1 Regisseur, 12 Filme /// (c) Gartenbaukino

Seit 25 Jahren begeistert der britische Regisseur Christopher Nolan die Massen mit seinen Kinoerfolgen. Seine Filme sind mehr als nur Unterhaltung, sondern regen zum Nachdenken und Analysieren an. Nolan liebt das Kino. Dafür macht er Filme. Er will keinen Einheitsbrei machen, sondern dem Publikum etwas Neues präsentieren. Dafür geht er gern an die Grenzen des Vorstellbar-Möglichen, und schafft es, das umzusetzen. Er macht Genre, spielt aber mit dessen Konventionen und lotet seine Grenzen aus. Dabei bietet er dem Publikum stets spektakuläre Bilder und Szenen, stellt diese aber nie über die Handlung oder die Figuren. Seit The Prestige hat er sich auch in das Konzept von Schlussmontagen verliebt und setzt sie seitdem in jedem seiner Filme ein.

Zeit der Schuld

Am liebsten dreht Nolan analog auf Film, zusätzlich sind IMAX-Filmkameras seit The Dark Knight ein fixer Bestandteil seines Schaffens.  Ein Hauptthema seiner Filme ist Zeit und der Umgang damit, manchmal ist es Teil der Handlung (Interstellar, Inception, Tenet), manchmal Teil des Storytellings (Memento, Tenet, Dunkirk, The Dark Knight), oder oft einfach nur klassisch als narratives Stilmittel für Rückblenden (Following, The Prestige, Oppenheimer) verwendet. Seine männlichen Protagonisten sind meist traumatisierte, gebrochene weiße Männer, die sich ihrer eigenen Schuld (Will Dormer in Insomnia, Bruce Wayne in der Dark Knight-Trilogie, Cobb in Inception, Borden und Angier in The Prestige etc) stellen müssen.

Der Kritik, dass er keine guten Frauenfiguren habe, kann ich nur bedingt zustimmen. Mal in Inception, Kitty Oppenheimer in Oppenheimer, Selina Kyle in The Dark Knight Rises, Murph Cooper in Interstellar, Ellie Burr in Insomnia: sie alle sind mehr als bloßes Beiwerk, sondern tiefgründige Figuren. In Tenet sehen wir auch Frauen als Wissenschaftlerinnen, Waffenlieferantinnen und Hoffnungsträgerinnen für eine bessere Zukunft. Weibliche Figuren nehmen immer wichtigere Positionen in Nolans Filmen ein, hoffentlich auch irgendwann bald einmal als Protagonistinnen.

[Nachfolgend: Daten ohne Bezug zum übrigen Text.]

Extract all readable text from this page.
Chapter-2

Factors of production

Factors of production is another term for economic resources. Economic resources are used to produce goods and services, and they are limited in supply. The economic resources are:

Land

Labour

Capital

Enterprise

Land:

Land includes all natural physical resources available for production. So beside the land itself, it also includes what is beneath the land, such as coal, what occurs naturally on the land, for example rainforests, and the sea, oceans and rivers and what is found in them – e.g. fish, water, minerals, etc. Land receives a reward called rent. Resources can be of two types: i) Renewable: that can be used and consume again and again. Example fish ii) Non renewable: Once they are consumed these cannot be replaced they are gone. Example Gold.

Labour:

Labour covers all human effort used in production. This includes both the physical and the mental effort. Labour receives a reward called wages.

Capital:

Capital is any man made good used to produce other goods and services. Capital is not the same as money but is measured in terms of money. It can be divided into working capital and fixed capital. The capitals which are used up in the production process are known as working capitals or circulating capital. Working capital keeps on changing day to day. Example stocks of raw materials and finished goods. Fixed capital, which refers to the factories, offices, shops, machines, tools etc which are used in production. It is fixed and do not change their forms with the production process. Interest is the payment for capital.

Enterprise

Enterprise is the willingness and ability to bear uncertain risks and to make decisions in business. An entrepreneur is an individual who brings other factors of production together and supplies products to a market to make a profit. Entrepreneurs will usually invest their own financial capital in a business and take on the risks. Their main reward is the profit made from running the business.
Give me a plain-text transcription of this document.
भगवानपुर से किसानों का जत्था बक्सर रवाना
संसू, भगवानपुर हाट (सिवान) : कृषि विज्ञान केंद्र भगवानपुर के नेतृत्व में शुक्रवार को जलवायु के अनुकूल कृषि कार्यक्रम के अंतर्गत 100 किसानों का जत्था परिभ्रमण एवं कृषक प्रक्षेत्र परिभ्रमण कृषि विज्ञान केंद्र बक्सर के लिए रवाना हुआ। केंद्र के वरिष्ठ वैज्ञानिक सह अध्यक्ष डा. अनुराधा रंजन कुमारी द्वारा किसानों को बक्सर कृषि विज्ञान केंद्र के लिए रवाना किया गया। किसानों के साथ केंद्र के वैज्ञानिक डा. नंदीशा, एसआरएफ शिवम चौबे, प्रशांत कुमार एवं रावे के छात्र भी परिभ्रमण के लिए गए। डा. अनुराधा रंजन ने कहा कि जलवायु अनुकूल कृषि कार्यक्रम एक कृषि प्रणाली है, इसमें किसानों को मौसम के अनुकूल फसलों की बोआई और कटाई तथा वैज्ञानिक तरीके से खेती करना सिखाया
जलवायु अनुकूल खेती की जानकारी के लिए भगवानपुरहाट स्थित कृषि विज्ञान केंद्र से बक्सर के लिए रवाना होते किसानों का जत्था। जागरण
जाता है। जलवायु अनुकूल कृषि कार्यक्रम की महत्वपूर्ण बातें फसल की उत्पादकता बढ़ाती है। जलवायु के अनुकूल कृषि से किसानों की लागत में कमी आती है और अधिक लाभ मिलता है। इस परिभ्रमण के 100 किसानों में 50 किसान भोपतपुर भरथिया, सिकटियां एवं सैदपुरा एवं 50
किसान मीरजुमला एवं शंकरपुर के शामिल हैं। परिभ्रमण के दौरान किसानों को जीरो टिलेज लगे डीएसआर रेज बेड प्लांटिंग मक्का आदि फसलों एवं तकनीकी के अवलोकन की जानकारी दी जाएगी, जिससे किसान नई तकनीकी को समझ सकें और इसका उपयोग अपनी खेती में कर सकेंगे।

Nolan ist ein akribisch arbeitender Regisseur, der gerne mit denselben Leuten vor und hinter der Kamera zusammenarbeitet. Seine Frau Emma Thomas produziert zusammen mit Charles Roven all seine Filme; sein Bruder Jonathan schrieb viele seiner Drehbücher mit. Bis The Dark Knight Rises war Wally Pfister der DoP seines Vertrauens, seit Intersteller filmt Hoyte van Hoytema die Szenen. Michael Caine spielt von Batman Begins bis Tenet in all seinen Filmen mit, Cillian Murphy hat in seiner fünften Zusammenarbeit mit Nolan erstmals auch die Hauptrolle. Mit Hans Zimmer arbeitet er seit Batman Begins zusammen, seine letzten beiden Filme wurden musikalisch allerdings von Ludwig Göransson vertont. Über sein Privatleben gibt Nolan nicht viel Preis, aber neben seiner Frau Emma baut er auch immer wieder seine Kinder in seine Filme mit ein; so spielt seine Tochter zB. ein Atombombenopfer in Oppenheimer.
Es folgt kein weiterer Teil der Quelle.